Just watched the Olympics this past summer in London. I did not see one event that was gender neutral. Why was that?
@11
Chem-light batteries will always illuminate the path to success….
Like a Krill Lamp?
http://www.kriana.com/aa-krill-lights
In my opinion just keep going like they are. A few volunteers per IOC class. Even then it’s not going to be perfect because unlike males who can get blindly assigned to Infantry the Women will be 100% volunteer. They will be the biggest bad ass Women Officer we have. By attaching them to the all male platoons it ensures they won’t get special treatment as a group. Let them sink or swim by the present standards.
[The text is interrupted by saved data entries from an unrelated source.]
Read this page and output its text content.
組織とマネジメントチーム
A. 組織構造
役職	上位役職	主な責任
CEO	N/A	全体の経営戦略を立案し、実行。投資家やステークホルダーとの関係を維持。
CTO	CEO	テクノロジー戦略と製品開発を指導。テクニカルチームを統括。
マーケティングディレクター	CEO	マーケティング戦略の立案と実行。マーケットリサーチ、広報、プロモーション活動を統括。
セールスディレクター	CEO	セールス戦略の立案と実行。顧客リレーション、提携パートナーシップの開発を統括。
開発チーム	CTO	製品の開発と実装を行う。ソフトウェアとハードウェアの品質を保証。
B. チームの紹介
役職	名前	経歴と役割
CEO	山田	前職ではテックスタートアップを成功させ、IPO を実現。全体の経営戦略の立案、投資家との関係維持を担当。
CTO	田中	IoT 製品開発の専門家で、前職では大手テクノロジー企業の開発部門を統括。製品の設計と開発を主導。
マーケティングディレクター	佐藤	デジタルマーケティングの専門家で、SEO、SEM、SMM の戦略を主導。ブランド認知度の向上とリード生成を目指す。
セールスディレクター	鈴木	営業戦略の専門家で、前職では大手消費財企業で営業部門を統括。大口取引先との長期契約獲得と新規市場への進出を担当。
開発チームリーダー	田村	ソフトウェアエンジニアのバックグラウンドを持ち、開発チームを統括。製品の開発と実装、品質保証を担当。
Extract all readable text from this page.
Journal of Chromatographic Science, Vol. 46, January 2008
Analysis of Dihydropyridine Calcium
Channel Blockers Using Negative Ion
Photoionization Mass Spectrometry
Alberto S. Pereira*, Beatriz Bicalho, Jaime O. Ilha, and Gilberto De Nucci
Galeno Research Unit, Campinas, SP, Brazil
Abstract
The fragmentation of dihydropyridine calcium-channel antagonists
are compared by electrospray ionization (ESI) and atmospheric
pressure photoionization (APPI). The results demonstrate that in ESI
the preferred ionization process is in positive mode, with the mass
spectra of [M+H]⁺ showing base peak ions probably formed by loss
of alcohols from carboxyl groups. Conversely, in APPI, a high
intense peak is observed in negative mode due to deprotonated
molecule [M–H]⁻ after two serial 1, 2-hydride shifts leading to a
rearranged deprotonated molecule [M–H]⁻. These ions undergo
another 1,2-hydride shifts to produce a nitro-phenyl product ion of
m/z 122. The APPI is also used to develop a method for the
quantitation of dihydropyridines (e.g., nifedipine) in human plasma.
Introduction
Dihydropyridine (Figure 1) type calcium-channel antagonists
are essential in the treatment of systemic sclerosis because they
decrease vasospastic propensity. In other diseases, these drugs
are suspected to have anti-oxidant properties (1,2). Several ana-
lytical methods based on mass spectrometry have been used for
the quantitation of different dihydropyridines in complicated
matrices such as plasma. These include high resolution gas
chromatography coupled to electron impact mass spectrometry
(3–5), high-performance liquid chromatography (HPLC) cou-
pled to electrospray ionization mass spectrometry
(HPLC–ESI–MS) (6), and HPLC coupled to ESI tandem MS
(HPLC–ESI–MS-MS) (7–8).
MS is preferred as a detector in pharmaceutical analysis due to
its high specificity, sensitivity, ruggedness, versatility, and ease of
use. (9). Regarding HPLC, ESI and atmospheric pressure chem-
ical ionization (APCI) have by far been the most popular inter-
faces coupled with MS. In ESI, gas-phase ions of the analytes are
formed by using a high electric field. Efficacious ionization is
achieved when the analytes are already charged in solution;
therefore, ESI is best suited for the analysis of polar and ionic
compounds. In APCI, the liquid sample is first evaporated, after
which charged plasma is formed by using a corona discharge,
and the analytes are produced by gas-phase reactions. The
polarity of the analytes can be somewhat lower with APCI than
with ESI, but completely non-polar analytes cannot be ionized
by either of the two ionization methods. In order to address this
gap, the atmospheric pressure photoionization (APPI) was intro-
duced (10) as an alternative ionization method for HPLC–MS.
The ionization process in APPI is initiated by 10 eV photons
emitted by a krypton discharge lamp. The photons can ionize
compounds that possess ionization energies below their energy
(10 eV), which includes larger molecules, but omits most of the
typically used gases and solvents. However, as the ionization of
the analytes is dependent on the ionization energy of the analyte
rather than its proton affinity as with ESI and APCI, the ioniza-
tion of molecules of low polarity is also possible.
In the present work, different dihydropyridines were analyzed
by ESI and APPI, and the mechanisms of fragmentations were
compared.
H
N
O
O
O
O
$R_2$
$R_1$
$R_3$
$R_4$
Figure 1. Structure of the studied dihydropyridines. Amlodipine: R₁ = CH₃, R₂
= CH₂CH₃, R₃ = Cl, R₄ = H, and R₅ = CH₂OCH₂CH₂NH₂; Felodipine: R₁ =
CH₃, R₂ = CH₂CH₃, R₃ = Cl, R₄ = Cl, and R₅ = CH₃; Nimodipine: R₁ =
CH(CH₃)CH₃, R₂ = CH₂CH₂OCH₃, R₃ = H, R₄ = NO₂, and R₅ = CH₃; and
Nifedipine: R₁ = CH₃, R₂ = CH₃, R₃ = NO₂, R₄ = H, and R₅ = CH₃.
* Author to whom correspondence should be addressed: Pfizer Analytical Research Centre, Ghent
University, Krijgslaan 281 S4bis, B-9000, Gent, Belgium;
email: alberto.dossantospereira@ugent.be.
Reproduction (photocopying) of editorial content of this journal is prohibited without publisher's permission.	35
I have a FB friend who is a retired JAG Light Colonel whose daughter is a 2nd Lt. I guess they are bantering about her going to IOC. She is a cross fit stud and wrecked the pt course at OCS. I would think she would make it if anyone could. That being said, doing that type of selection would be limiting the choices of super fit women Lts. Why force an olympic athlete caliber Lt into the infantry if she wanted to be JAG or PAO or Comm?